O documento aponta que o sargento das Rondas Ostensivas Tobias Aguiar (Rota) envolvido na ocorrência teria agido em legítima defesa ao efetuar os disparos que atingiram o agente da Polícia Civil.
O caso aconteceu em julho do ano passado, durante uma incursão na Comunidade Fogaréu. Rafael Moura atuava como agente de telecomunicações da Polícia Civil e participava da ação quando foi baleado pelo sargento Marcus Augusto Costa Mendes.
Na época, o policial militar afirmou ter confundido o agente com um suspeito armado. Rafael chegou a ser socorrido e encaminhado para uma Unidade de Terapia Intensiva (UTI), mas morreu cinco dias depois.
Segundo a análise da Corregedoria, Rafael não utilizava colete balístico e também não apresentava identificação ostensiva visível no momento da abordagem. O relatório ainda afirma que o policial civil teria apontado uma arma em direção ao sargento instantes antes dos disparos, situação considerada decisiva para a reação do militar.
O documento também cita imagens recuperadas pela câmera corporal utilizada pelo sargento. Segundo a análise apresentada, os registros mostram Rafael com a arma empunhada na altura do abdômen enquanto o policial militar reage diante do que foi interpretado como ameaça iminente.

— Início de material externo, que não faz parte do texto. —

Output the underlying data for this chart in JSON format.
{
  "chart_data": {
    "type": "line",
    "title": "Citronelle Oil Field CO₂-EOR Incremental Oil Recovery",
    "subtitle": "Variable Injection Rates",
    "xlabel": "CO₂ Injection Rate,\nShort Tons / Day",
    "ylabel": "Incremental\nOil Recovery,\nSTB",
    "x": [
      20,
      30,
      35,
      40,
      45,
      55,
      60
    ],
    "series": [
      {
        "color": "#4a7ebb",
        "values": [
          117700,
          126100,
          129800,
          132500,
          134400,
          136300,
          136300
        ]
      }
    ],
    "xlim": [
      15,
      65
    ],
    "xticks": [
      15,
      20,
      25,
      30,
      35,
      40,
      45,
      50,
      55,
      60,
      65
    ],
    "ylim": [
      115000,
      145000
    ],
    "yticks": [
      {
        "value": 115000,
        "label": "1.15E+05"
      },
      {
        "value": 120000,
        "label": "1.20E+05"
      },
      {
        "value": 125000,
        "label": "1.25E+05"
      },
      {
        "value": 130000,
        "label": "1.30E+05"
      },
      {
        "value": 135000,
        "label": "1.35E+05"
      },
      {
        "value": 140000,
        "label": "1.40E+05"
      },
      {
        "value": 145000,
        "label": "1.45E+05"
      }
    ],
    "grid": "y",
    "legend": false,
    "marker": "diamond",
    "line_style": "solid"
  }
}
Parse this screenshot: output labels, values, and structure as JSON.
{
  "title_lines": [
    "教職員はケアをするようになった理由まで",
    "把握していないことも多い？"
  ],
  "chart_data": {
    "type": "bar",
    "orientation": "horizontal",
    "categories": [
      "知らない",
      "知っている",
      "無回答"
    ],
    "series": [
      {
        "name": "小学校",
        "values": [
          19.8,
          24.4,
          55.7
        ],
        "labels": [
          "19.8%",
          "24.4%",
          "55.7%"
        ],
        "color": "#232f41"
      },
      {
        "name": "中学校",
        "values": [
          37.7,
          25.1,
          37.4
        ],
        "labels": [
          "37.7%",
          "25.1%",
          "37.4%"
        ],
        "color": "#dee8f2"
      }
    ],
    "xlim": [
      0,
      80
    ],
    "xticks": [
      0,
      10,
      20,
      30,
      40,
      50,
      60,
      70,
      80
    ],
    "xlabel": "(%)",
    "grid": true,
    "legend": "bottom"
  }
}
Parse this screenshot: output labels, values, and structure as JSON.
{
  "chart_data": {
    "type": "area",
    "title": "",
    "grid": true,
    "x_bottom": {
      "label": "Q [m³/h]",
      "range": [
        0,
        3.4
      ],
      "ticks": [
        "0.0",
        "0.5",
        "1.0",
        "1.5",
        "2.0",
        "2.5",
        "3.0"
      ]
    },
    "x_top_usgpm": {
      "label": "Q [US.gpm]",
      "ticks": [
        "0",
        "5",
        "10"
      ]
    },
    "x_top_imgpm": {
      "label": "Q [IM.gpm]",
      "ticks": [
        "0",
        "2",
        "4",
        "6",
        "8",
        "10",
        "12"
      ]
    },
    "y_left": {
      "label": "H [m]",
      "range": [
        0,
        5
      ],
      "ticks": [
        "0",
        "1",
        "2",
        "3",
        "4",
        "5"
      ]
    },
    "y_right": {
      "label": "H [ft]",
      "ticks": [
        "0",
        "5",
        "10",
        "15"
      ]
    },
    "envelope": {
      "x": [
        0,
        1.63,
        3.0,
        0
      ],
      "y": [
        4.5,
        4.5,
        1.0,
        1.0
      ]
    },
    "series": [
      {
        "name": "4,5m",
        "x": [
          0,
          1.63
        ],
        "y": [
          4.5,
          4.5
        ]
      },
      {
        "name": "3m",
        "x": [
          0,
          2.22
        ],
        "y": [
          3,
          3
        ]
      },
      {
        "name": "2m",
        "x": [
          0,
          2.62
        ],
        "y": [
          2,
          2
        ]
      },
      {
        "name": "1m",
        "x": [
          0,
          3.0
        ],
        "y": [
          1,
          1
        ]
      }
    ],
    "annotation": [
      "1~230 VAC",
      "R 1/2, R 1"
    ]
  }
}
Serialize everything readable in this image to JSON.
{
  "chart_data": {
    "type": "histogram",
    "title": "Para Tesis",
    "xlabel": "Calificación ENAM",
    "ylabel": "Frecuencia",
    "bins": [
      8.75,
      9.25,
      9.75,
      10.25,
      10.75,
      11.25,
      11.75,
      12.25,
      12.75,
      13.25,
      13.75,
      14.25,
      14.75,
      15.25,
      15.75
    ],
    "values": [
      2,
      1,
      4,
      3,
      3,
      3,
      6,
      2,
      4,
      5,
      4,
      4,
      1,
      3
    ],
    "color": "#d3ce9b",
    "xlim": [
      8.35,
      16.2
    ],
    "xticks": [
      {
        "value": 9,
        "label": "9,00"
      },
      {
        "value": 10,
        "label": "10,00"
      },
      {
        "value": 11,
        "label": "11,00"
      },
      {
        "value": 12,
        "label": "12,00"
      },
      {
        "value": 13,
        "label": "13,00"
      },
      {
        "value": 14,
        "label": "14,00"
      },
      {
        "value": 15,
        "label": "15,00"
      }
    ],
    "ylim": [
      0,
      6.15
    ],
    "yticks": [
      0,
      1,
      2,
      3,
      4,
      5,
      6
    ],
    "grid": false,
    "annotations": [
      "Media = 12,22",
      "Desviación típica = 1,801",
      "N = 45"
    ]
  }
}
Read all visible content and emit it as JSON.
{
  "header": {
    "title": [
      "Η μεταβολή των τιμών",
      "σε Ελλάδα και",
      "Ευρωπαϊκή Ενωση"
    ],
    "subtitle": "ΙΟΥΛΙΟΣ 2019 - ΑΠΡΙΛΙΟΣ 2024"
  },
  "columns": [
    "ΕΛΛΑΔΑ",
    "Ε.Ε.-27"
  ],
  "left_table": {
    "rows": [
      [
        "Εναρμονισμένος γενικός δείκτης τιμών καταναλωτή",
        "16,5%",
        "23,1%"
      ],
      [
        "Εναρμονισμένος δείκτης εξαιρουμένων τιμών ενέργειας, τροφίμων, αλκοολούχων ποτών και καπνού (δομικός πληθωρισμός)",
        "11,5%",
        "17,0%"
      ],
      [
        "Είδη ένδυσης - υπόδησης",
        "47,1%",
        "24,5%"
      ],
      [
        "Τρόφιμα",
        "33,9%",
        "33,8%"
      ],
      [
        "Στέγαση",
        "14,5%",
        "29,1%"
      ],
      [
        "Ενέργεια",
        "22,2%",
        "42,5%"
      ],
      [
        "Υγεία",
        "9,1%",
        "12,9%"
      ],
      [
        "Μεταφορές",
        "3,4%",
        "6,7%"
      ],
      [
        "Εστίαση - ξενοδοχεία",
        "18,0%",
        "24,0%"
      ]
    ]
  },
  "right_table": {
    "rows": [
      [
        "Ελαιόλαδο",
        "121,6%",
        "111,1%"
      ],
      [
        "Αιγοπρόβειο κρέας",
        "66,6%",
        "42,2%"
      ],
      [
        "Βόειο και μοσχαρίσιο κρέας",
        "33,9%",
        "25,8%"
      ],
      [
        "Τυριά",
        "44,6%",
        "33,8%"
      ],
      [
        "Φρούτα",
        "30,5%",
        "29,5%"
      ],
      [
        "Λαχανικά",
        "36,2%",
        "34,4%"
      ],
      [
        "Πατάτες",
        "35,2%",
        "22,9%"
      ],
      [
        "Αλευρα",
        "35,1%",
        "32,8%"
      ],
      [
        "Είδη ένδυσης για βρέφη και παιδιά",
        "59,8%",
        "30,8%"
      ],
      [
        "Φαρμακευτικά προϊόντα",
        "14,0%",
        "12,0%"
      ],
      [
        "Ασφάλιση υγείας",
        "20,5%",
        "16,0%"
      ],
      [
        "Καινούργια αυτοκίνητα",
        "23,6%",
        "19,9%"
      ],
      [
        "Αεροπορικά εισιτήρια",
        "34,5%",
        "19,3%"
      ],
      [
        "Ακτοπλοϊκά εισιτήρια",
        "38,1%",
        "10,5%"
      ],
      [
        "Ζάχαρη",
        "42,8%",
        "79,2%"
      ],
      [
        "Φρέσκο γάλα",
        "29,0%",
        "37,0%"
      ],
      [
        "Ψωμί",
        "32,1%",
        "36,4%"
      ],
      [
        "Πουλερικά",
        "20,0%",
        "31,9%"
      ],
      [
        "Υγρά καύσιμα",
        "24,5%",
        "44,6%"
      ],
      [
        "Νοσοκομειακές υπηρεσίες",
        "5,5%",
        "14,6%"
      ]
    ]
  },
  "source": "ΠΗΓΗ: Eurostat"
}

Apesar da conclusão da Corregedoria da PM, o caso segue cercado por versões distintas. O Ministério Público de São Paulo (MPSP) apresentou denúncia por homicídio qualificado contra o sargento Marcus Augusto Costa Mendes.
Para a promotoria, Rafael estava devidamente identificado como policial civil, e a atuação do militar não se enquadraria em uma situação de legítima defesa. A denúncia foi aceita pela Justiça, tornando o policial militar réu.
O promotor responsável também sustenta que os disparos teriam continuado mesmo após alertas sobre a identidade dos agentes envolvidos na operação. Essa interpretação continua sendo alvo de debate entre Ministério Público, Polícia Civil e Corregedoria.
Outro ponto analisado envolve o funcionamento das câmeras corporais. O relatório aponta que os equipamentos não foram acionados no início da ação e só passaram a gravar após os disparos, recuperando automaticamente os 90 segundos anteriores ao ocorrido. A situação gerou apontamentos sobre possível transgressão disciplinar dos policiais envolvidos.
Enquanto o processo avança, a investigação continua cercada por interpretações diferentes sobre a dinâmica da ocorrência e sobre a responsabilidade dos envolvidos no caso.